The Wall Street Journal (sub. req.) describes the experiment. Researchers at Carnegie Mellon University sent more than 4,000 fake resumés to companies with online job openings. Four fake, male job applicants were created, and each had a unique name to avoid confusion for employers consulting Facebook profiles created for the experiment. One appeared to be Muslim, one Christian, one gay and one straight.

The findings: The gay and straight applicants got about an equal number of callbacks, but Christians got more callbacks than Muslims, particularly in the 10 most-Republican leaning states. In those conservative areas, 17.3 percent of the Christians got callbacks, compared to only 2.3 percent of the Muslims.

The 10 states were Alabama, Arkansas, Idaho, Kansas, Kentucky, Nebraska, Oklahoma, Utah, West Virginia and Wyoming. They were identified based on 2012 election data.

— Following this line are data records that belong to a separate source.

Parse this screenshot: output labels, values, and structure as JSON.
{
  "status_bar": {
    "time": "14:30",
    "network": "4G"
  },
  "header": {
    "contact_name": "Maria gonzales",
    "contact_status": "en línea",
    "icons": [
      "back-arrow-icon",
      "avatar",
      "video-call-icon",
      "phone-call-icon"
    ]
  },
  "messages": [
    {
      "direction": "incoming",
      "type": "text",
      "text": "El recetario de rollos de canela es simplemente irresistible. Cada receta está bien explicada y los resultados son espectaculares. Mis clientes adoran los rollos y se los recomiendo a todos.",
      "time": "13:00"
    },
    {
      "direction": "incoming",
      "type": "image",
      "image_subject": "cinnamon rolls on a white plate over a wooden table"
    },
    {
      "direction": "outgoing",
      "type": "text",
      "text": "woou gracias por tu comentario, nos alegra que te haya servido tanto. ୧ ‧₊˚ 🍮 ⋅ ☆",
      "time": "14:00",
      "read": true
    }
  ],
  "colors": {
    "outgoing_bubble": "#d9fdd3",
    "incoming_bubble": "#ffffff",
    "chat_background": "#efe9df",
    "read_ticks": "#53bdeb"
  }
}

Lawyers interviewed about the study for Trib Live Business say they advise employers not to consult social media sites because it could be used against them in suits by spurned job applicants. “The risk you run on a social media site,” said Douglas Smith, managing partner of the Pittsburgh office of Jackson Lewis, “is an applicant may discuss their religion or a disability. Then the employer has the information, and even if they make a legitimate decision, they face an uphill battle in court in making a defense on an employment decision.”

The study researchers are Alessandro Acquisti and Christina Fong. The study is available here on SSRN.